The technology allows Calvert and his colleagues to view the dynamics of proteins in living retinal cells in real time at light levels that minimally perturb them. “Retinal photoreceptor cells, being the primary detectors of light and thus principal cells of the visual system, possess billions of highly sensitive light receptors called rhodopsins which, upon absorption of photons, change the activities of the cells and the proteins within them,” said Calvert, assistant professor of ophthalmology and adjunct assistant professor of biochemistry and molecular biology. “Through our approach, we are able to view protein behavior within living retinal cells at light levels that minimally activate the receptors.”
To do this, Calvert developed a specialized multiphoton microscope that allows him to evaluate protein function in live photoreceptor cells under conditions of controlled light exposure. “The microscope allows us for the first time to directly quantify light dependant changes in protein dynamics, subcellular protein localization and the cellular signals that underlie these changes,” he said.

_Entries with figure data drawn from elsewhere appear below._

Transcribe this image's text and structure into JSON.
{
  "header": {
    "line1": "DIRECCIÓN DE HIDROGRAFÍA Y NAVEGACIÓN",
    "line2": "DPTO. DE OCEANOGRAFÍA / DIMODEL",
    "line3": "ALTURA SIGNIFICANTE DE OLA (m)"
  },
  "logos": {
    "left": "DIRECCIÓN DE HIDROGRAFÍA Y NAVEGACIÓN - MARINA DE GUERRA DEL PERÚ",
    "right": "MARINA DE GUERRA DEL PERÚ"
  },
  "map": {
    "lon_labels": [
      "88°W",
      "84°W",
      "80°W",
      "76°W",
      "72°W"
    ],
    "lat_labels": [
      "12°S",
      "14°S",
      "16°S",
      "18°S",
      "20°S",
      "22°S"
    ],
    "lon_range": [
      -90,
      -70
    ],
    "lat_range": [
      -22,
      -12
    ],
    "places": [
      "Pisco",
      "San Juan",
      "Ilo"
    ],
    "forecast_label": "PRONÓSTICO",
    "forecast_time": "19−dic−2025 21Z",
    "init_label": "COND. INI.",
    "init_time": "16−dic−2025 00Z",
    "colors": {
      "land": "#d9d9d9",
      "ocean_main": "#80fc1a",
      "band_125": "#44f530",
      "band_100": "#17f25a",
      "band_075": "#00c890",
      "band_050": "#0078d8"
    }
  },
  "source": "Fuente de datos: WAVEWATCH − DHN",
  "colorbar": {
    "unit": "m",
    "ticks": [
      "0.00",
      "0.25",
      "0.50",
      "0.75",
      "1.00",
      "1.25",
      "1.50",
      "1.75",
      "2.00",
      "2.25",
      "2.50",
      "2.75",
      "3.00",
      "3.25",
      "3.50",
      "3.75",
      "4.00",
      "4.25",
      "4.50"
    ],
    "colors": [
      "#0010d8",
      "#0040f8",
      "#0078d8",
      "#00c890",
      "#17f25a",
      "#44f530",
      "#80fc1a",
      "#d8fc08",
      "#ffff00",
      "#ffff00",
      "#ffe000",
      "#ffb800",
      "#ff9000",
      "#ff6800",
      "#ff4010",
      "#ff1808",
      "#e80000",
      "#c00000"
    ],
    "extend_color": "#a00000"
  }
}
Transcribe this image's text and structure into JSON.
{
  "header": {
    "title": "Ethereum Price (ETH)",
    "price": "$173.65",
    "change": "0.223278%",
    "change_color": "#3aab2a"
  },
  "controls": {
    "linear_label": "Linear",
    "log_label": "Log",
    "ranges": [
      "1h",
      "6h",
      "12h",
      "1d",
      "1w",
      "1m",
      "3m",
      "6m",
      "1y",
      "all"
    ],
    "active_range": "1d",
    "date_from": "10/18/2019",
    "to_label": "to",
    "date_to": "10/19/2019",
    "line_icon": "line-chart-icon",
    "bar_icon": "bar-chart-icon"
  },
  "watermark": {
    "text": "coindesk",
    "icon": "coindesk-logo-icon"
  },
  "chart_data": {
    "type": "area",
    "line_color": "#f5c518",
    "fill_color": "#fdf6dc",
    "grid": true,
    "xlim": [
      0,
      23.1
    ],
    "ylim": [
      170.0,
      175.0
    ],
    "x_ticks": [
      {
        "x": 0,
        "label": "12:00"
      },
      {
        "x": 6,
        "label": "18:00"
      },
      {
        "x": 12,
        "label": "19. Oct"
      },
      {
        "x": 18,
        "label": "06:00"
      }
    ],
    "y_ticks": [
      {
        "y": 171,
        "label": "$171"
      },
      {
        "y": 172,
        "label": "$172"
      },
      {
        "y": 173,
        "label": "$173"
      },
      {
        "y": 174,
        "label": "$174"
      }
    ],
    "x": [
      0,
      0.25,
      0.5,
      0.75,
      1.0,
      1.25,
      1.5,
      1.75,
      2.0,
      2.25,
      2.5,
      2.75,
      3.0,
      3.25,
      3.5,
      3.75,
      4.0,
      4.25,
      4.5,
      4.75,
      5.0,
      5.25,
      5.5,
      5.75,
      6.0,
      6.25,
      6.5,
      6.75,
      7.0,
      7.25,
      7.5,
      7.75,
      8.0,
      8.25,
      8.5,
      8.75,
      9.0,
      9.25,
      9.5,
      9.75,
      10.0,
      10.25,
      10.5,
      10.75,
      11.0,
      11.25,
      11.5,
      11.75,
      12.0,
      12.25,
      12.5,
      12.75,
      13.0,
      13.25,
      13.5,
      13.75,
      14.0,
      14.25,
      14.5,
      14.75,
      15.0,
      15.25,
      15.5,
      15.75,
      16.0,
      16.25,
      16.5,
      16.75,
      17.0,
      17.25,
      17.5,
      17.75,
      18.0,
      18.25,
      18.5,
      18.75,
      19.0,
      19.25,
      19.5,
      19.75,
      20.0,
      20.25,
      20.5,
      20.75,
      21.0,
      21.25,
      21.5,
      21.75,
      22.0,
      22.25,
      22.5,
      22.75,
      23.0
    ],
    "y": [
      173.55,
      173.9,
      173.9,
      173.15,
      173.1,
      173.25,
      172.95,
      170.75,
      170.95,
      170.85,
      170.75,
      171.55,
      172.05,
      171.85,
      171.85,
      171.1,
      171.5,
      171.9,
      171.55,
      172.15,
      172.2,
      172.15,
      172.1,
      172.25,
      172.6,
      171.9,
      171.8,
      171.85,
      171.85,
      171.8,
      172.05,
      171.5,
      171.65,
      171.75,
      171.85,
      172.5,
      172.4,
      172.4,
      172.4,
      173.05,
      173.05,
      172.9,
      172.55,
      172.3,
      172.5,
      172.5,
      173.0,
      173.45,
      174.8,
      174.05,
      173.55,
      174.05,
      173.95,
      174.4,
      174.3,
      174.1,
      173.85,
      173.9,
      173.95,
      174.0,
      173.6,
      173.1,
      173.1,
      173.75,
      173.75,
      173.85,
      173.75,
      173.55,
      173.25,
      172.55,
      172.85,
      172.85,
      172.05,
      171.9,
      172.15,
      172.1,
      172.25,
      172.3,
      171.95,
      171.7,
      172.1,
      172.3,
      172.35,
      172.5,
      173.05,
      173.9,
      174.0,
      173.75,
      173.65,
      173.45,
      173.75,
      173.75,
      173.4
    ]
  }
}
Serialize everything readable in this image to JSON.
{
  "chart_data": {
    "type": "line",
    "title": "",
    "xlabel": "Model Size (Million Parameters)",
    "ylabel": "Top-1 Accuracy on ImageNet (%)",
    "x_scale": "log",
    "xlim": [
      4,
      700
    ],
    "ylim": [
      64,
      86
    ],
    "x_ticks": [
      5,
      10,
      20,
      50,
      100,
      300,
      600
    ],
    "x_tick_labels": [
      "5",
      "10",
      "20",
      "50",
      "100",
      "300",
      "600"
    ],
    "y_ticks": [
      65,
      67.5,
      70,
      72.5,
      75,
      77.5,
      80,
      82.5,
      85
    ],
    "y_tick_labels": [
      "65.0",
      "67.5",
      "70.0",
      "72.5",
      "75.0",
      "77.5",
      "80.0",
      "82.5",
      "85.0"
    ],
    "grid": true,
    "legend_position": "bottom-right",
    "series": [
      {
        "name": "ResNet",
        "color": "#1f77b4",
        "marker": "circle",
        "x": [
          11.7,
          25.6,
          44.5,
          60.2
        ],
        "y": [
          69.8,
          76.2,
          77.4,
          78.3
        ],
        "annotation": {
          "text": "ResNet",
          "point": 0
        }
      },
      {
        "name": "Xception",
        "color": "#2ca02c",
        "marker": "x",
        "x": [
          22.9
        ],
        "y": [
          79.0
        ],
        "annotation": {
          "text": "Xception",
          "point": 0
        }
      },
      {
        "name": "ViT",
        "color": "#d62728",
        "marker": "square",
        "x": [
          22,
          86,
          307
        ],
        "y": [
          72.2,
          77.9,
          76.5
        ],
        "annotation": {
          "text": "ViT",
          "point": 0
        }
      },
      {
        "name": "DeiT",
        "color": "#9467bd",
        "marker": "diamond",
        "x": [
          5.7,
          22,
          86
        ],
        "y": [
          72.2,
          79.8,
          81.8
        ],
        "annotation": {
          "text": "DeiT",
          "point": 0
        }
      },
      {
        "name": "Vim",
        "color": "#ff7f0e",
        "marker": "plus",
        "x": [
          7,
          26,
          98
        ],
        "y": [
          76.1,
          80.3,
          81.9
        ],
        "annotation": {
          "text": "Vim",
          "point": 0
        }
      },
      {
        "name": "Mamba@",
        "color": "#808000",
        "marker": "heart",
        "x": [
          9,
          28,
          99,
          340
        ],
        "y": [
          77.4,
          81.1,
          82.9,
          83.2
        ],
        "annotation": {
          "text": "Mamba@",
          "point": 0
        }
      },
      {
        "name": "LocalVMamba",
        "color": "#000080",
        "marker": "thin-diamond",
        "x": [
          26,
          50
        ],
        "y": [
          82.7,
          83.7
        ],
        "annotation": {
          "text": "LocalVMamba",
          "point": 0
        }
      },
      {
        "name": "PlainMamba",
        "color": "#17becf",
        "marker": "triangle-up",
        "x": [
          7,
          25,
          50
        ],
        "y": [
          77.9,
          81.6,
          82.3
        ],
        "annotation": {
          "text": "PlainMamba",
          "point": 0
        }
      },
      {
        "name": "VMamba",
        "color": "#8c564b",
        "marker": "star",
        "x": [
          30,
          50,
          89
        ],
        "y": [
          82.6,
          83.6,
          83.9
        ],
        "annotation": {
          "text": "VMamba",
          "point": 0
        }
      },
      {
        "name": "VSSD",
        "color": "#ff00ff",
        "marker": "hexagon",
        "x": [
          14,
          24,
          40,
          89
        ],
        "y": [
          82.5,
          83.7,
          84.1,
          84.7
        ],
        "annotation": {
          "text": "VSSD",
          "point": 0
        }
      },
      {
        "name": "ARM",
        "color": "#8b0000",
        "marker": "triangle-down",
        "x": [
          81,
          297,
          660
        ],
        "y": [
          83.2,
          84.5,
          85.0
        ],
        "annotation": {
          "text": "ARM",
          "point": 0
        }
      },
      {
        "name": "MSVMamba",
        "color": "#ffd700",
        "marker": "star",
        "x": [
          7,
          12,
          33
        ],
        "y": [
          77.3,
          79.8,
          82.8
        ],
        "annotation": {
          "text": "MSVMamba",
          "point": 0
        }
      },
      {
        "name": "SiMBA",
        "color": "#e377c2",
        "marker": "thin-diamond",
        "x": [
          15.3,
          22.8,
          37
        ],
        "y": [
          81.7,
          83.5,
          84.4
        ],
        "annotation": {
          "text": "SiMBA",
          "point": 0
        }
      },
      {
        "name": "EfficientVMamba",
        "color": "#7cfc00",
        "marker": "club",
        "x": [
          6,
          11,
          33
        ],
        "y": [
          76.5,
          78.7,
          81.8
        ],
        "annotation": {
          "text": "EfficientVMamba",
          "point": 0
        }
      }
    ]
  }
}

Calvert’s laboratory also developed a new way to analyze protein dynamics in live cells that accounts for local variations in the physical properties of the cells and the cytoplasm, which is a complex milieu that consists of everything within the cell membrane and outside the nucleus. “Combined, these new advances allow hypotheses regarding the mechanisms underlying protein localization and transport in photoreceptor and other cells of normal retinas, and in retinas possessing disease causing genetic mutations, to be directly evaluated,” he said.
Many congenital degenerative diseases in a variety of tissues are caused by genetic mutations that lead to improper transport and localization of proteins within cells. Proteins perform vital work in cells and their proper localization within cells is required for the normal structure, function, and regulation of the body’s tissues and organs. Retinitis pigmentosa, a devastating disease that causes the retina in the eye to degenerate and patients to slowly become blind, often at an early age, results from a variety of genetic mutations that cause improper localization of proteins in the light detecting, retinal rod photoreceptors.
“Understanding the molecular mechanisms underlying normal protein transport and localization, and what goes wrong with these processes in congenital disease, is paramount to understanding disease mechanisms and to the development of new therapies,” said Calvert.
To further Calvert’s studies, Research to Prevent Blindness, the world’s leading voluntary organization supporting eye research, has granted him and SUNY Upstate’s Department of Opthalmology a four‑year $200,000 Career Development Award.